Besides putting barricades in my bedroom to stop rodents from coming in, there are some changes coming ahead for me. As some of you already know, the Fishers are headed back to America come December [God & Adoption process willing]. As for me, I want to stay. I think God has something else planned for me here, but I'm not sure what. This is where I ask all of you prayer warriors to help me. I would love for God to drop a flashing neon sign down from the sky, pointing to where I'm supposed to go next. I have a feeling that probably won't be the case, but miracles do happen every day. -- I'd like to take the time to quote one of my favorite songs I used to sing around the house. From the motion picture The Prince of Egypt, sung by the infamous Whitney Houston and Mariah Carey, "There can be miracles when you believe. Though hope is frail, it's hard to kill. Who knows what miracles you can achieve when you believe. Somehow you will, when you believe."

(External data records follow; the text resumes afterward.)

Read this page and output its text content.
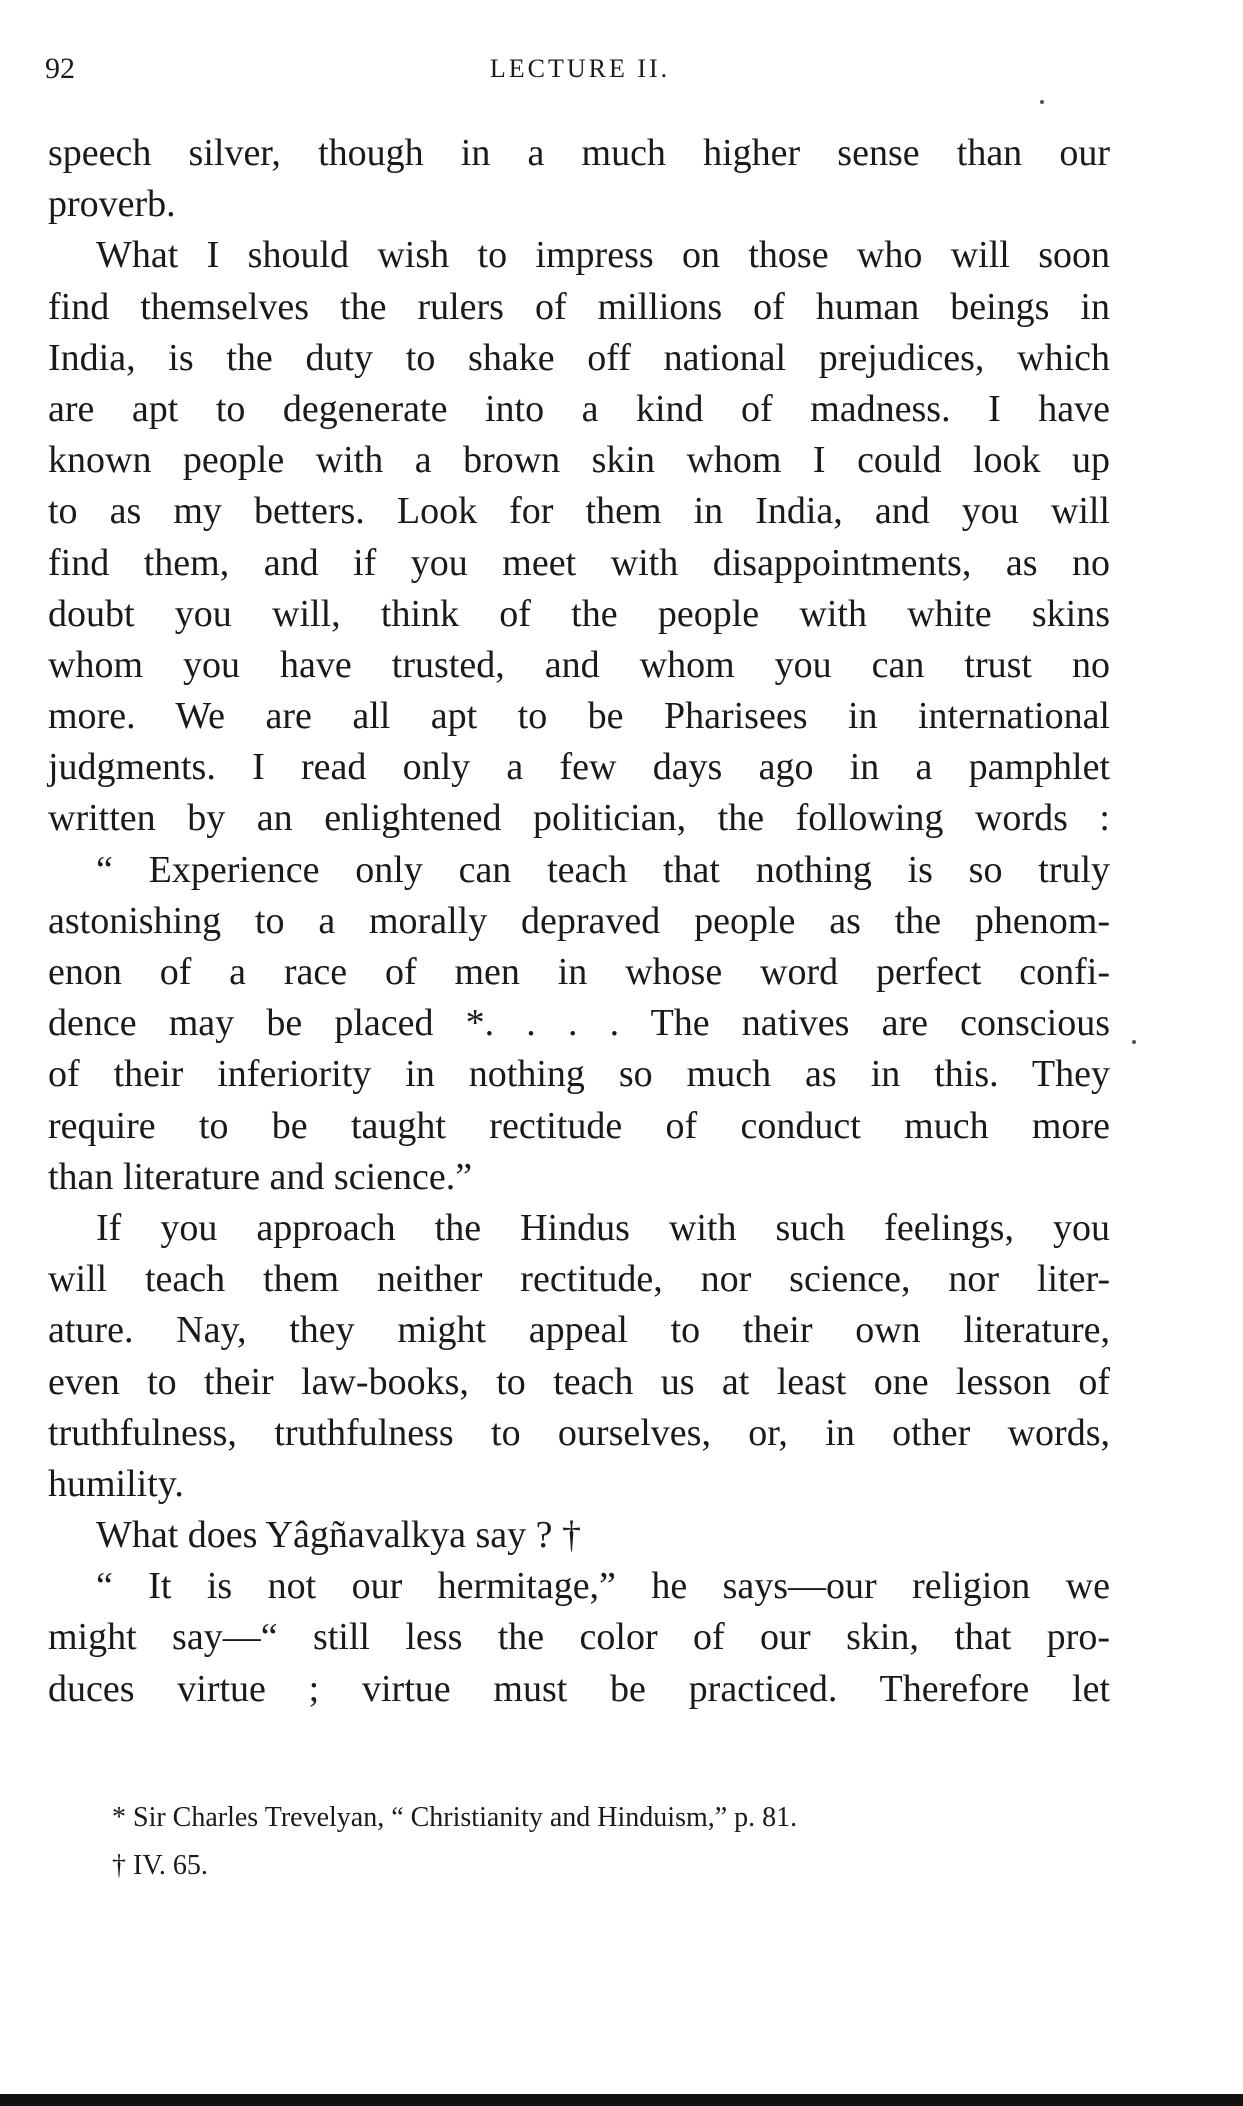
92	LECTURE II.
speech silver, though in a much higher sense than our
proverb.
What I should wish to impress on those who will soon
find themselves the rulers of millions of human beings in
India, is the duty to shake off national prejudices, which
are apt to degenerate into a kind of madness. I have
known people with a brown skin whom I could look up
to as my betters. Look for them in India, and you will
find them, and if you meet with disappointments, as no
doubt you will, think of the people with white skins
whom you have trusted, and whom you can trust no
more. We are all apt to be Pharisees in international
judgments. I read only a few days ago in a pamphlet
written by an enlightened politician, the following words :
“ Experience only can teach that nothing is so truly
astonishing to a morally depraved people as the phenom-
enon of a race of men in whose word perfect confi-
dence may be placed *. . . . The natives are conscious
of their inferiority in nothing so much as in this. They
require to be taught rectitude of conduct much more
than literature and science.”
If you approach the Hindus with such feelings, you
will teach them neither rectitude, nor science, nor liter-
ature. Nay, they might appeal to their own literature,
even to their law-books, to teach us at least one lesson of
truthfulness, truthfulness to ourselves, or, in other words,
humility.
What does Yâgñavalkya say ? †
“ It is not our hermitage,” he says—our religion we
might say—“ still less the color of our skin, that pro-
duces virtue ; virtue must be practiced. Therefore let
* Sir Charles Trevelyan, “ Christianity and Hinduism,” p. 81.
† IV. 65.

This song was on repeat, just ask my mom. I actually remember trying to refrain myself from singing at the top of my lungs when we went to the movie theatre to watch this movie. So with that being said, sorry for my inner musical geek tangent, back to the important stuff. -- I would love to have a decision made by the middle of November. This means I only have about a month to find organizations to work with, find a place to stay, and settle myself. As of now, it seems like it is going to take a miracle to make this all happen, that is why I need your prayers. I am currently looking into a couple different organizations, such as; Amani Baby Cottage, Sole Hope, Ekisa, helping in the village of Niagobya (where the playground was built), and possibly even one of the street child projects. There are so many opportunities here in Jinja, and other parts of Uganda. The big concern for me at the moment is finding a place to live. There are a couple different options available for me, but I need to find somewhere that fits my budget and a place that I feel safe in. I'll make sure to keep you all posted through this decision making process. Although my human mind can't help but stress and worry, I have no doubt that God will lead me in the right direction. "I tell you the truth, if you had faith even as small as a mustard seed, you could say to this mountain, 'Move from here to there,' and it would move. Nothing would be impossible" - Matthew 17:20. 

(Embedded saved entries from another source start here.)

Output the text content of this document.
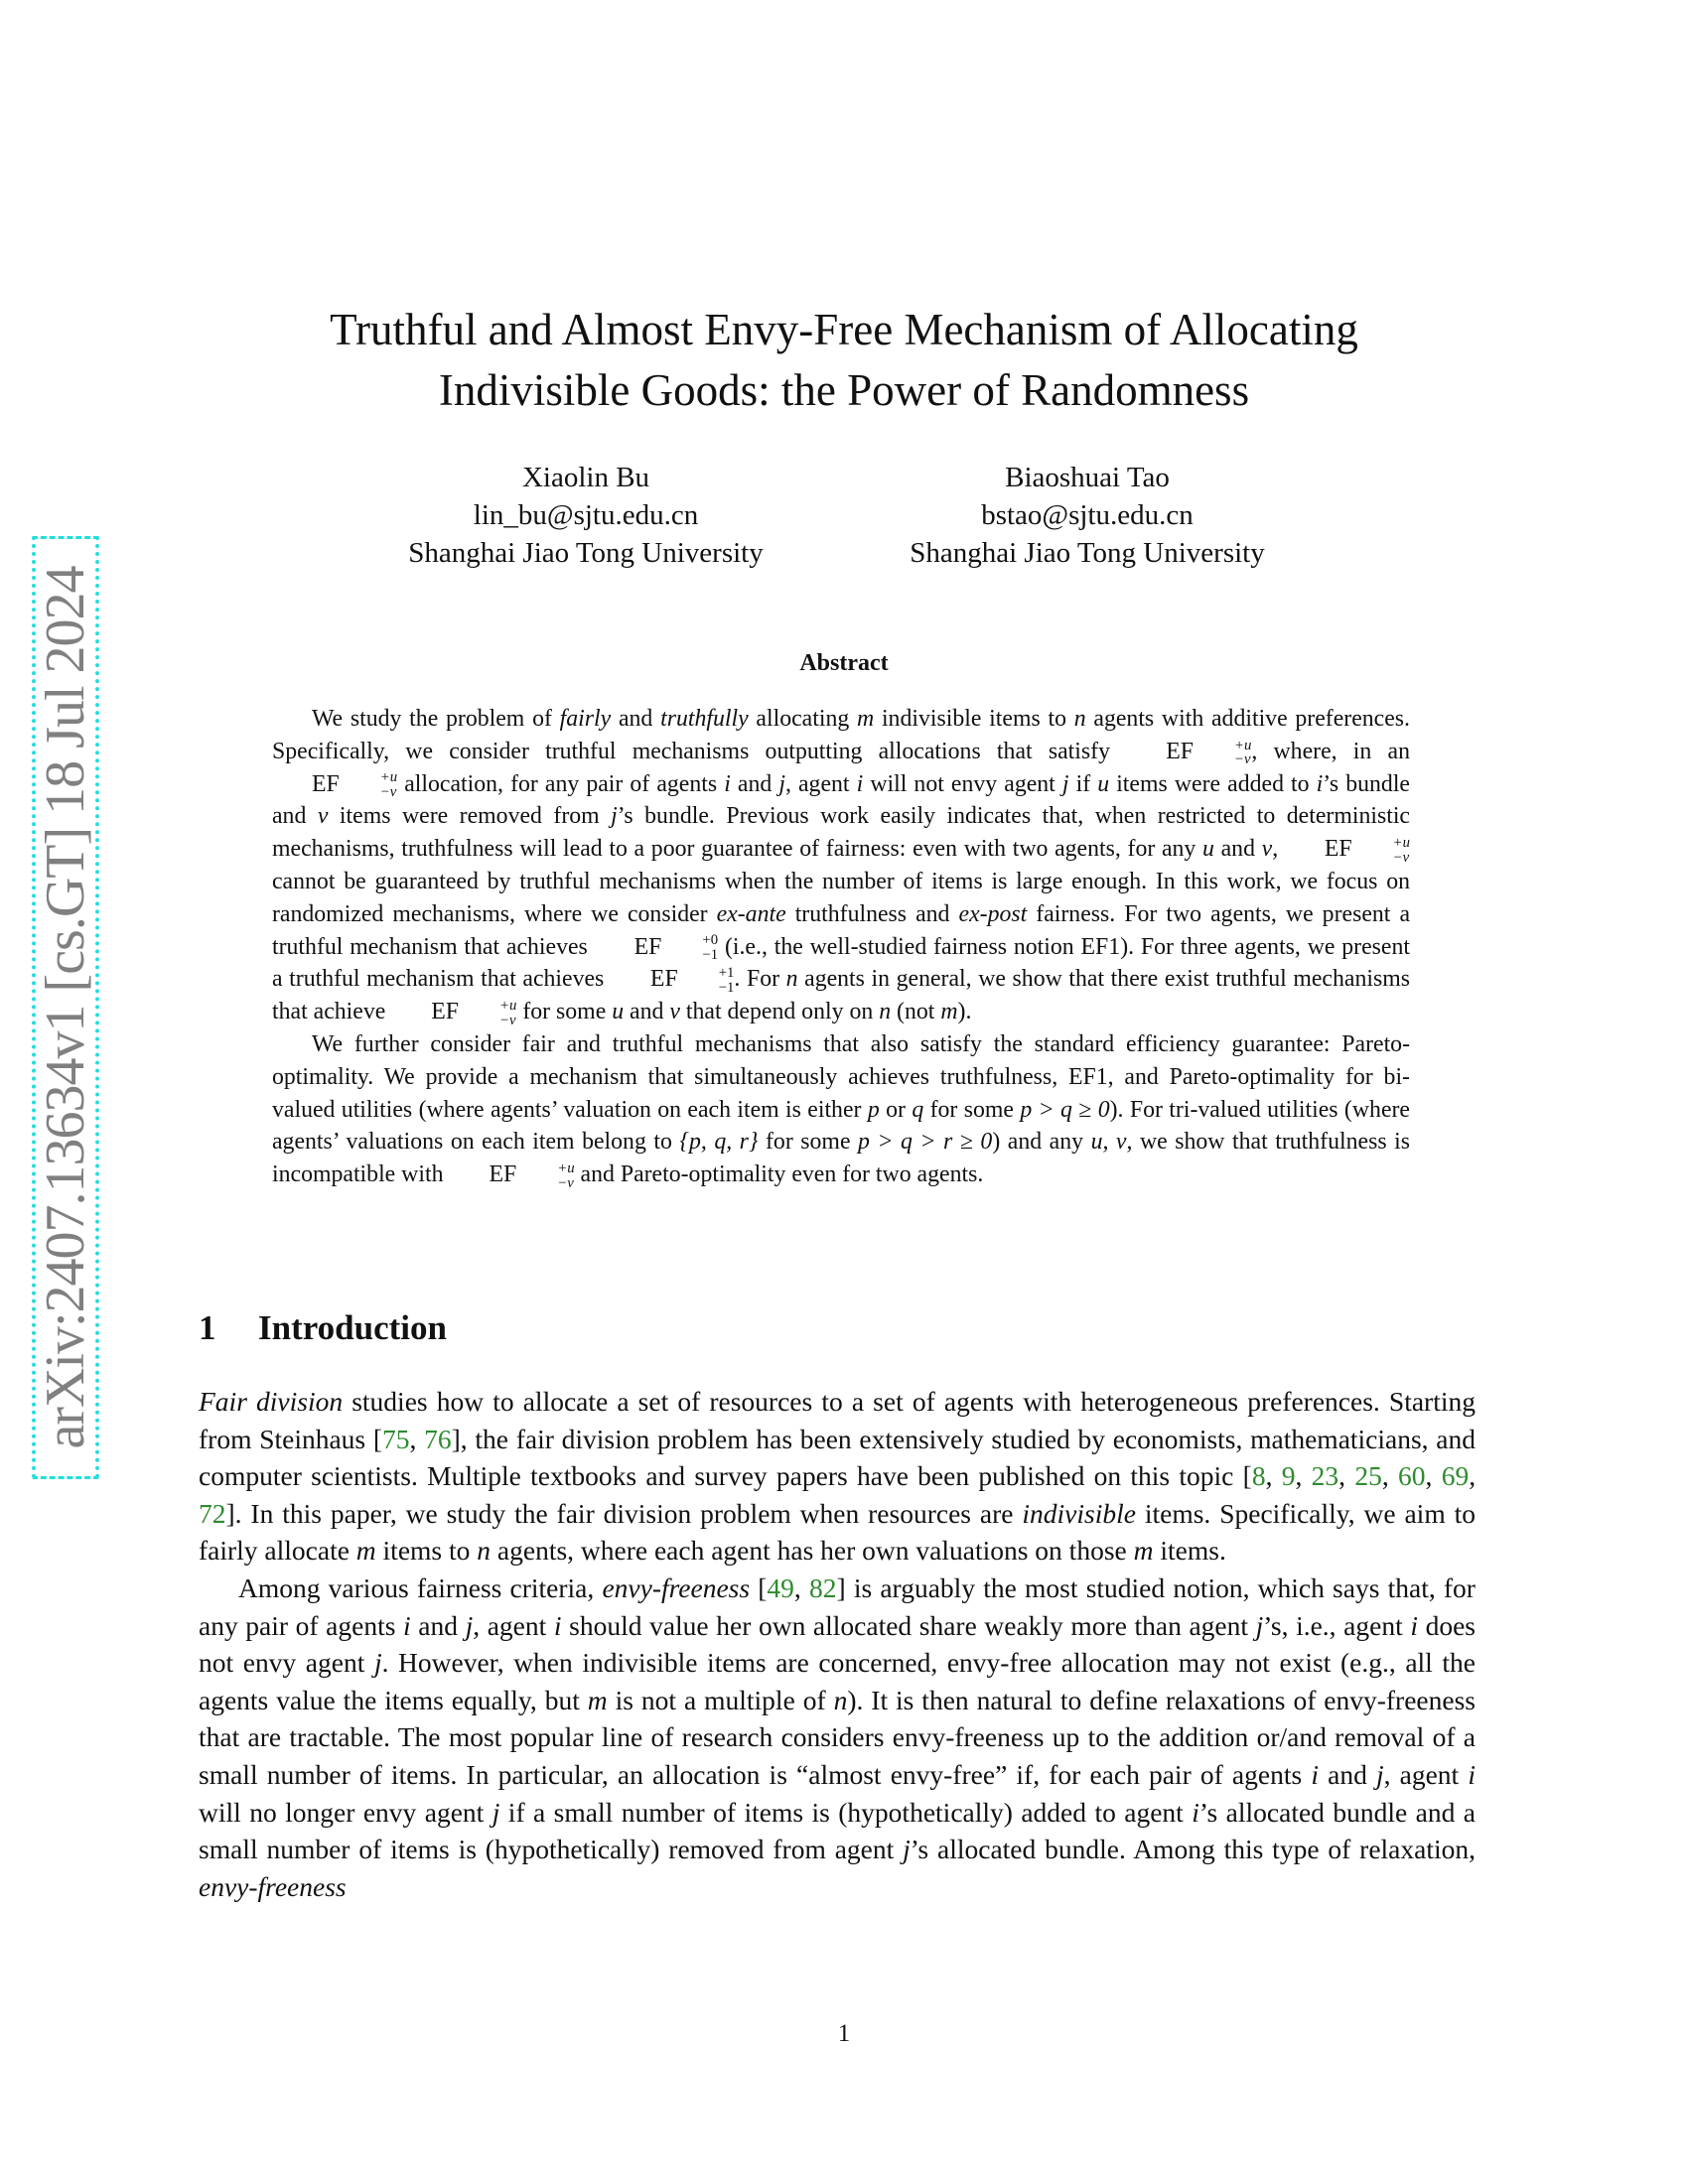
arXiv:2407.13634v1 [cs.GT] 18 Jul 2024
Truthful and Almost Envy-Free Mechanism of Allocating
Indivisible Goods: the Power of Randomness
Xiaolin Bu
lin_bu@sjtu.edu.cn
Shanghai Jiao Tong University
Biaoshuai Tao
bstao@sjtu.edu.cn
Shanghai Jiao Tong University
Abstract

We study the problem of fairly and truthfully allocating m indivisible items to n agents with additive preferences. Specifically, we consider truthful mechanisms outputting allocations that satisfy EF	+u
−v , where, in an EF	+u
−v allocation, for any pair of agents i and j, agent i will not envy agent j if u items were added to i’s bundle and v items were removed from j’s bundle. Previous work easily indicates that, when restricted to deterministic mechanisms, truthfulness will lead to a poor guarantee of fairness: even with two agents, for any u and v, EF	+u
−v
cannot be guaranteed by truthful mechanisms when the number of items is large enough. In this work, we focus on randomized mechanisms, where we consider ex-ante truthfulness and ex-post fairness. For two agents, we present a truthful mechanism that achieves EF	+0
−1 (i.e., the well-studied fairness notion EF1). For three agents, we present a truthful mechanism that achieves EF	+1
−1 . For n agents in general, we show that there exist truthful mechanisms that achieve EF	+u
−v for some u and v that depend only on n (not m).

We further consider fair and truthful mechanisms that also satisfy the standard efficiency guarantee: Pareto-optimality. We provide a mechanism that simultaneously achieves truthfulness, EF1, and Pareto-optimality for bi-valued utilities (where agents’ valuation on each item is either p or q for some p > q ≥ 0). For tri-valued utilities (where agents’ valuations on each item belong to {p, q, r} for some p > q > r ≥ 0) and any u, v, we show that truthfulness is incompatible with EF	+u
−v and Pareto-optimality even for two agents.

1 Introduction

Fair division studies how to allocate a set of resources to a set of agents with heterogeneous preferences. Starting from Steinhaus [75, 76], the fair division problem has been extensively studied by economists, mathematicians, and computer scientists. Multiple textbooks and survey papers have been published on this topic [8, 9, 23, 25, 60, 69, 72]. In this paper, we study the fair division problem when resources are indivisible items. Specifically, we aim to fairly allocate m items to n agents, where each agent has her own valuations on those m items.

Among various fairness criteria, envy-freeness [49, 82] is arguably the most studied notion, which says that, for any pair of agents i and j, agent i should value her own allocated share weakly more than agent j’s, i.e., agent i does not envy agent j. However, when indivisible items are concerned, envy-free allocation may not exist (e.g., all the agents value the items equally, but m is not a multiple of n). It is then natural to define relaxations of envy-freeness that are tractable. The most popular line of research considers envy-freeness up to the addition or/and removal of a small number of items. In particular, an allocation is “almost envy-free” if, for each pair of agents i and j, agent i will no longer envy agent j if a small number of items is (hypothetically) added to agent i’s allocated bundle and a small number of items is (hypothetically) removed from agent j’s allocated bundle. Among this type of relaxation, envy-freeness

1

Thank you all for your prayers and support! Although I just asked you all to pray for me and my decision making, I ask that you all keep the Fishers in your prayers too. They have a huge change coming too. They are going through the process of leaving all they've known for the past 2 years to jump back into the crazy American life. Pray that the transition is easy on all of the family. Also, the adoption process for Noah and Josie is still in progress. Pray for smooth sailing through the rest of the process. And please pray for Chris and Michelle, that they can have peace in the decisions they make for their family.

Thank you! Love you and miss you all!